While straw homes have been gaining in popularity since the early 2000s, ModCell is the first company to institute large-scale straw construction via the pre-fab model. The ModCell system makes use of air-tight, mold-resistant panels and wall systems framed with timber and stuffed with straw or hemp, and arranges these into a variety of buildings designed to suit different environments. ModCell also incorporates a number of sustainable living “best practices” into its business model:

  • Straw and hemp are locally-sourced
  • Timber is PEFC-certified to ensure sustainable forestry management
  • Extra wood scraps are burned in the factory’s biomass boiler
  • Metal scraps are recycled
  • Leftover straw or hemp is sent to farms for use as animal bedding

The ModCell signature home is called the BaleHaus. The first of these models, a two-story unit, was constructed at the University of Bath, and researchers monitored the house for a year to document its insulating properties, air-tightness and resistance to humidity, wind and sound.

The original house was later relocated to a different area of the campus, which was used as a test case to see how much of the original building material could be recycled.
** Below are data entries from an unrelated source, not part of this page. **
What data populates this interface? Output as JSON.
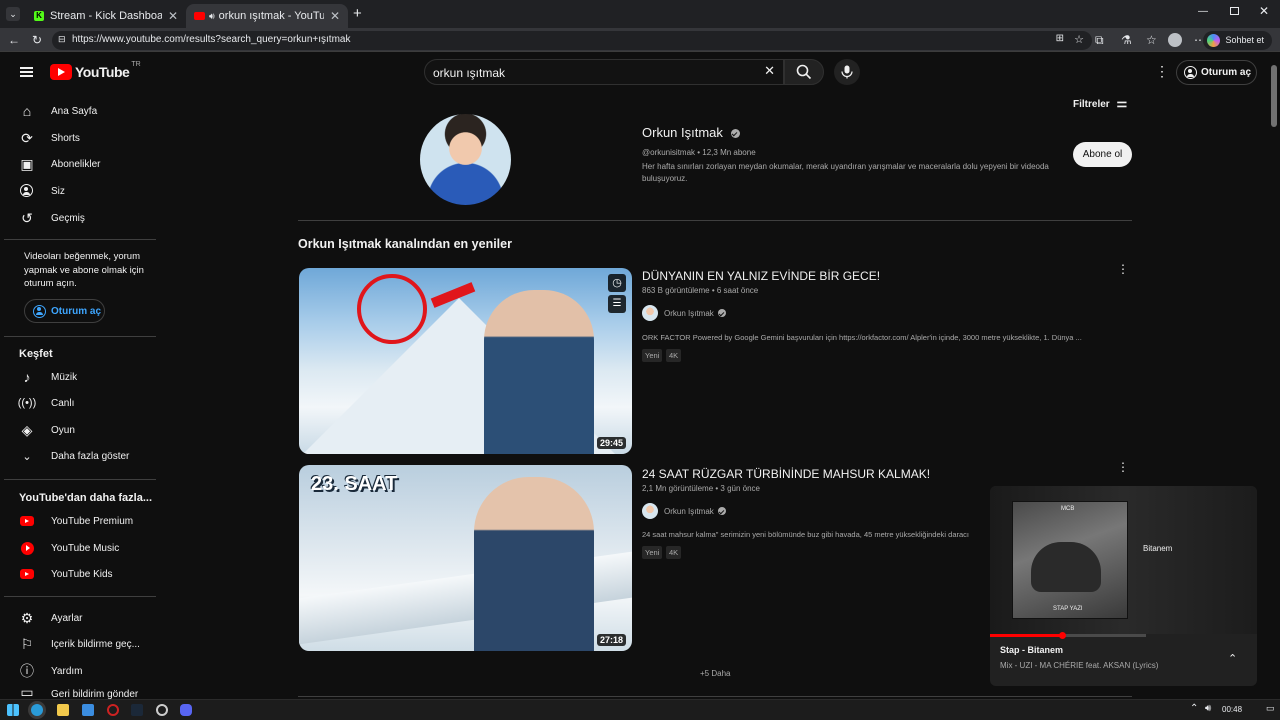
{
  "browser": {
    "tabs": [
      {
        "title": "Stream - Kick Dashboard",
        "favicon": "kick-icon"
      },
      {
        "title": "orkun ışıtmak - YouTube",
        "favicon": "youtube-icon"
      }
    ],
    "url": "https://www.youtube.com/results?search_query=orkun+ışıtmak",
    "copilot_label": "Sohbet et"
  },
  "header": {
    "logo_text": "YouTube",
    "region": "TR",
    "search_value": "orkun ışıtmak",
    "signin_label": "Oturum aç"
  },
  "sidebar": {
    "main": [
      {
        "label": "Ana Sayfa",
        "icon": "home-icon"
      },
      {
        "label": "Shorts",
        "icon": "shorts-icon"
      },
      {
        "label": "Abonelikler",
        "icon": "subscriptions-icon"
      },
      {
        "label": "Siz",
        "icon": "you-icon"
      },
      {
        "label": "Geçmiş",
        "icon": "history-icon"
      }
    ],
    "signin_prompt": "Videoları beğenmek, yorum yapmak ve abone olmak için oturum açın.",
    "signin_button": "Oturum aç",
    "explore_title": "Keşfet",
    "explore": [
      {
        "label": "Müzik",
        "icon": "music-icon"
      },
      {
        "label": "Canlı",
        "icon": "live-icon"
      },
      {
        "label": "Oyun",
        "icon": "gaming-icon"
      },
      {
        "label": "Daha fazla göster",
        "icon": "chevron-down-icon"
      }
    ],
    "more_title": "YouTube'dan daha fazla...",
    "more": [
      {
        "label": "YouTube Premium",
        "icon": "youtube-premium-icon"
      },
      {
        "label": "YouTube Music",
        "icon": "youtube-music-icon"
      },
      {
        "label": "YouTube Kids",
        "icon": "youtube-kids-icon"
      }
    ],
    "settings": [
      {
        "label": "Ayarlar",
        "icon": "gear-icon"
      },
      {
        "label": "İçerik bildirme geç...",
        "icon": "flag-icon"
      },
      {
        "label": "Yardım",
        "icon": "help-icon"
      },
      {
        "label": "Geri bildirim gönder",
        "icon": "feedback-icon"
      }
    ]
  },
  "filters_label": "Filtreler",
  "channel": {
    "name": "Orkun Işıtmak",
    "handle_subs": "@orkunisitmak • 12,3 Mn abone",
    "description": "Her hafta sınırları zorlayan meydan okumalar, merak uyandıran yarışmalar ve maceralarla dolu yepyeni bir videoda buluşuyoruz.",
    "subscribe_label": "Abone ol"
  },
  "section_title": "Orkun Işıtmak kanalından en yeniler",
  "videos": [
    {
      "title": "DÜNYANIN EN YALNIZ EVİNDE BİR GECE!",
      "meta": "863 B görüntüleme • 6 saat önce",
      "channel": "Orkun Işıtmak",
      "description": "ORK FACTOR Powered by Google Gemini başvuruları için https://orkfactor.com/ Alpler'in içinde, 3000 metre yükseklikte, 1. Dünya ...",
      "badges": [
        "Yeni",
        "4K"
      ],
      "duration": "29:45"
    },
    {
      "title": "24 SAAT RÜZGAR TÜRBİNİNDE MAHSUR KALMAK!",
      "meta": "2,1 Mn görüntüleme • 3 gün önce",
      "channel": "Orkun Işıtmak",
      "description": "24 saat mahsur kalma\" serimizin yeni bölümünde buz gibi havada, 45 metre yüksekliğindeki daracı",
      "badges": [
        "Yeni",
        "4K"
      ],
      "duration": "27:18",
      "thumb_text": "23. SAAT"
    }
  ],
  "more_label": "+5 Daha",
  "miniplayer": {
    "title": "Stap - Bitanem",
    "subtitle": "Mix - UZI - MA CHÉRIE feat. AKSAN (Lyrics)",
    "overlay_text": "Bitanem",
    "cover_top": "MCB",
    "cover_bottom": "STAP YAZI",
    "progress": 0.46
  },
  "taskbar": {
    "time": "00:48"
  }
}
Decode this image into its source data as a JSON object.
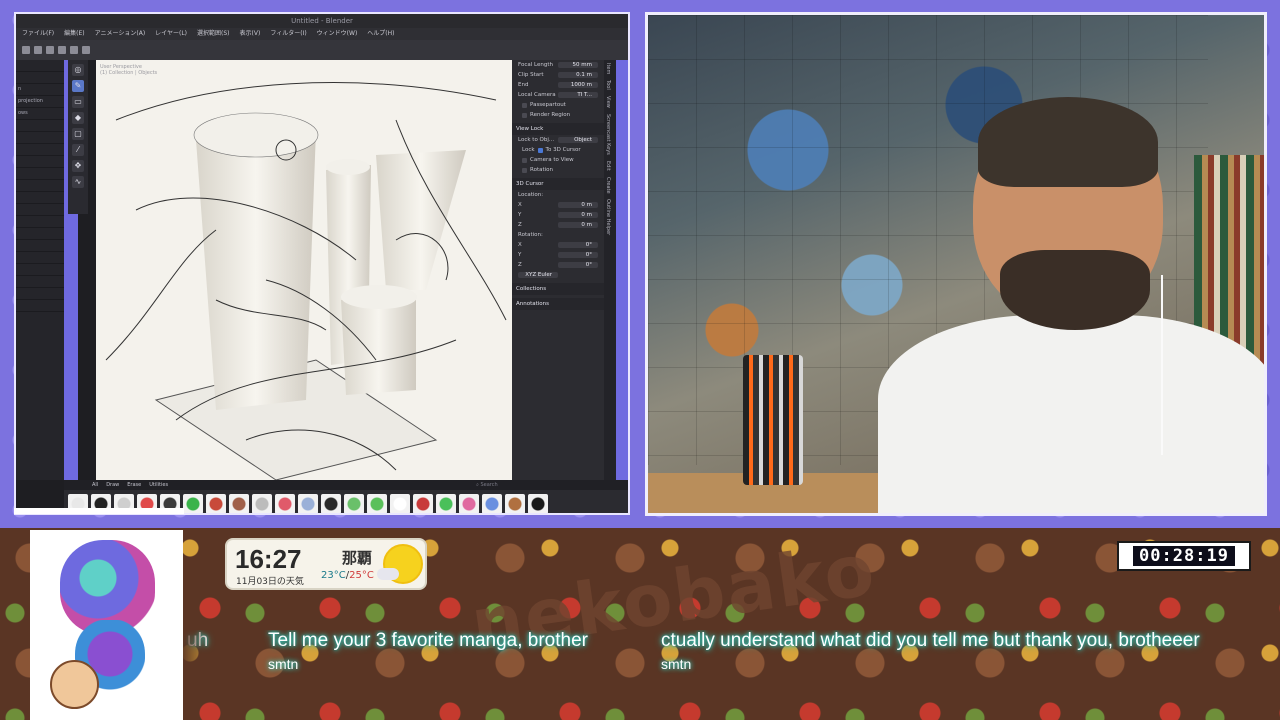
{
  "app": {
    "title": "Untitled - Blender",
    "menu": [
      "ファイル(F)",
      "編集(E)",
      "アニメーション(A)",
      "レイヤー(L)",
      "選択範囲(S)",
      "表示(V)",
      "フィルター(I)",
      "ウィンドウ(W)",
      "ヘルプ(H)"
    ],
    "layers": [
      "",
      "",
      "n",
      "projection",
      "ows",
      "",
      "",
      "",
      "",
      "",
      "",
      "",
      "",
      "",
      "",
      "",
      "",
      "",
      "",
      "",
      ""
    ],
    "canvas_caption": [
      "User Perspective",
      "(1) Collection | Objects"
    ],
    "tools": [
      "cursor",
      "brush",
      "eraser",
      "fill",
      "frame",
      "eyedropper",
      "transform",
      "curve"
    ],
    "view_panel": {
      "focal_length_label": "Focal Length",
      "focal_length_value": "50 mm",
      "clip_start_label": "Clip Start",
      "clip_start_value": "0.1 m",
      "end_label": "End",
      "end_value": "1000 m",
      "local_camera_label": "Local Camera",
      "local_camera_value": "TI T...",
      "passepartout_label": "Passepartout",
      "render_region_label": "Render Region",
      "view_lock_header": "View Lock",
      "lock_to_object_label": "Lock to Obj...",
      "lock_to_object_value": "Object",
      "lock_label": "Lock",
      "to_3d_cursor_label": "To 3D Cursor",
      "camera_to_view_label": "Camera to View",
      "rotation_label": "Rotation",
      "cursor_header": "3D Cursor",
      "location_label": "Location:",
      "loc_x": "0 m",
      "loc_y": "0 m",
      "loc_z": "0 m",
      "rotation_section_label": "Rotation:",
      "rot_x": "0°",
      "rot_y": "0°",
      "rot_z": "0°",
      "rotation_mode": "XYZ Euler",
      "collections_header": "Collections",
      "annotations_header": "Annotations"
    },
    "side_tabs": [
      "Item",
      "Tool",
      "View",
      "Screencast Keys",
      "Edit",
      "Create",
      "Outline Helper"
    ],
    "brush_tabs": [
      "All",
      "Draw",
      "Erase",
      "Utilities"
    ],
    "brush_search_placeholder": "Search",
    "brush_colors": [
      "#e8e8e8",
      "#222222",
      "#cfcfcf",
      "#e04a4a",
      "#3a3a3a",
      "#3ab34a",
      "#c84a3a",
      "#a0604a",
      "#bcbcbc",
      "#e05a6a",
      "#9ab0d8",
      "#2a2a2a",
      "#6ac06a",
      "#5ac05a",
      "#ffffff",
      "#c83a3a",
      "#4ac05a",
      "#e06aa0",
      "#6a90e0",
      "#b07040",
      "#1a1a1a"
    ]
  },
  "overlay": {
    "clock": "16:27",
    "date": "11月03日の天気",
    "city": "那覇",
    "temp_low": "23°C",
    "temp_sep": "/",
    "temp_high": "25°C",
    "weather_icon": "sun-with-cloud-icon",
    "timer": "00:28:19",
    "chat": [
      {
        "text": "uh",
        "user": ""
      },
      {
        "text": "Tell me your 3 favorite manga, brother",
        "user": "smtn"
      },
      {
        "text": "ctually understand what did you tell me but thank you, brotheeer",
        "user": "smtn"
      }
    ]
  },
  "colors": {
    "frame_purple": "#7c72df",
    "chat_glow": "#49e0d0",
    "timer_bg": "#0d0d1a"
  }
}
As it turned out, all but 25% of the original timber cladding could be re-used to construct the new BaleHaus – all of the ModCell panels, roofing, windows, doors, internal walls and beams were used, and even the foundation of the original building site was broken up and used to form hard core for the new foundation.
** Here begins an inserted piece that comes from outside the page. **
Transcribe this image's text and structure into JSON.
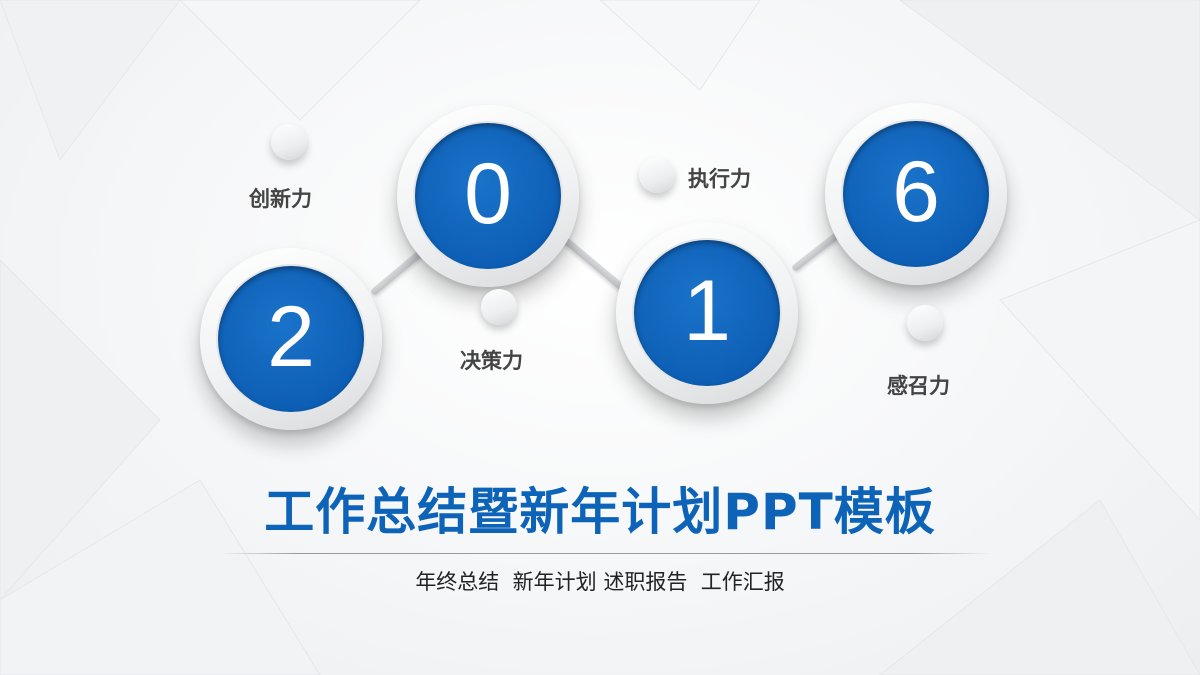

The BaleHaus model is now available for use as a private dwelling. The pre-fabricated building components are factory-assembled and shipped to the desired home site, where they are speedily assembled. Each BaleHaus meets demanding PassivHaus low-energy standards, which means they are very low cost to heat and cool as well as having low carbon emissions.

ModCell claims that in certain environments, these houses have no heating bills whatsoever. As in the test case with the relocated unit, all materials are designed to be dismantled, re-used and recycled, and ModCell projects that this can be done at the end of what they consider to be a unit’s expected 100-year life.
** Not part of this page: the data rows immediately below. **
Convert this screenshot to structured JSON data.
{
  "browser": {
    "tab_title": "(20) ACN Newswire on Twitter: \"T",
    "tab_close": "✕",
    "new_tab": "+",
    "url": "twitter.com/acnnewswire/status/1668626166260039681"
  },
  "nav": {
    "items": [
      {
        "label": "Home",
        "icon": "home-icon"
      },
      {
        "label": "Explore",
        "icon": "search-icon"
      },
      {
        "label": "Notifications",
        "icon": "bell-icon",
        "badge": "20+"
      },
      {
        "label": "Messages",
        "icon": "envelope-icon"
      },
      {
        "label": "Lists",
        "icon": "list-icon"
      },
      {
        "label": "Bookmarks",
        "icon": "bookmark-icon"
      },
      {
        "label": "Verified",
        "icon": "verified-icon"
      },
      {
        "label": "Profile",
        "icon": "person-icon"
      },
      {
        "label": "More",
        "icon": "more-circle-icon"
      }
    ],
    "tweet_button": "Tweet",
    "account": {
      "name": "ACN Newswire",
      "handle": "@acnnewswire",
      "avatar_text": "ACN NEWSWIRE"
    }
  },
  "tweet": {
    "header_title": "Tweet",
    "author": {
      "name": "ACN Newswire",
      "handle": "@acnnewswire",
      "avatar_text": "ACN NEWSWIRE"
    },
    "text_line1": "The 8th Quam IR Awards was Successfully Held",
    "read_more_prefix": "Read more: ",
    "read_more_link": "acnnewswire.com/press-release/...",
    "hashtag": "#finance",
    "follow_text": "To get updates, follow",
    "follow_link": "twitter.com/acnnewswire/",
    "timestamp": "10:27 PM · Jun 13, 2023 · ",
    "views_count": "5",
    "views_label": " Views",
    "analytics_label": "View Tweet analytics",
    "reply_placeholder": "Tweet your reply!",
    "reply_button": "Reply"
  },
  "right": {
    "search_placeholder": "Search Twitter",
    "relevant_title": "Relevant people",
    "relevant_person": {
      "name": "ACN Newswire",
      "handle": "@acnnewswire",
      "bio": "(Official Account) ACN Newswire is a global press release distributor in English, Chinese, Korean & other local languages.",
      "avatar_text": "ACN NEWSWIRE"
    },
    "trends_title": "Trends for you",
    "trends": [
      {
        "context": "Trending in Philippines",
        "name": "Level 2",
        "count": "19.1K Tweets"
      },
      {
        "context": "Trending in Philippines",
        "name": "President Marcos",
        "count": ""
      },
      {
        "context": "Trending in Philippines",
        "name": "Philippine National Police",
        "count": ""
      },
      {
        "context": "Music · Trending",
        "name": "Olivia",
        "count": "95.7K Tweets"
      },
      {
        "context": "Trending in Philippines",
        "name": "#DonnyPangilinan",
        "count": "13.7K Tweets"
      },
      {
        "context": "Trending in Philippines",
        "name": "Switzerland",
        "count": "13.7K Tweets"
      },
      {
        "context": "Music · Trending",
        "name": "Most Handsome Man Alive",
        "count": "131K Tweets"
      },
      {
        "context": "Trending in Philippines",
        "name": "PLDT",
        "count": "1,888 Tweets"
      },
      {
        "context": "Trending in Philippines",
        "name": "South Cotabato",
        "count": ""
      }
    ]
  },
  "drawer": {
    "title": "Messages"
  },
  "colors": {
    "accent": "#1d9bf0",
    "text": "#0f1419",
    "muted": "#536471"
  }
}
ModCell Straw Bale Assembly

straw building

In addition to manufacturing homes out of straw, ModCell has also used this material for various commercial and public buildings throughout the UK, including an architectural studio, a farm building, a cafe, a bus depot and several schools. While ModCell’s aren’t the world’s first straw school buildings, they’re certainly more sturdy than the first-known such structure, built in the late 19th century Nebraska’s nearly treeless Sandhills area.

Although the hardy plains pioneers found that straw made an excellent substitute for scarce lumber, their straw-built one-room schoolhouse was unfortunately eaten by cows. ModCell’s lime-rendered exterior panels are impervious to browsing bovines, so these straw structures are guaranteed to stand the test of time (and rambunctious elementary-schoolers).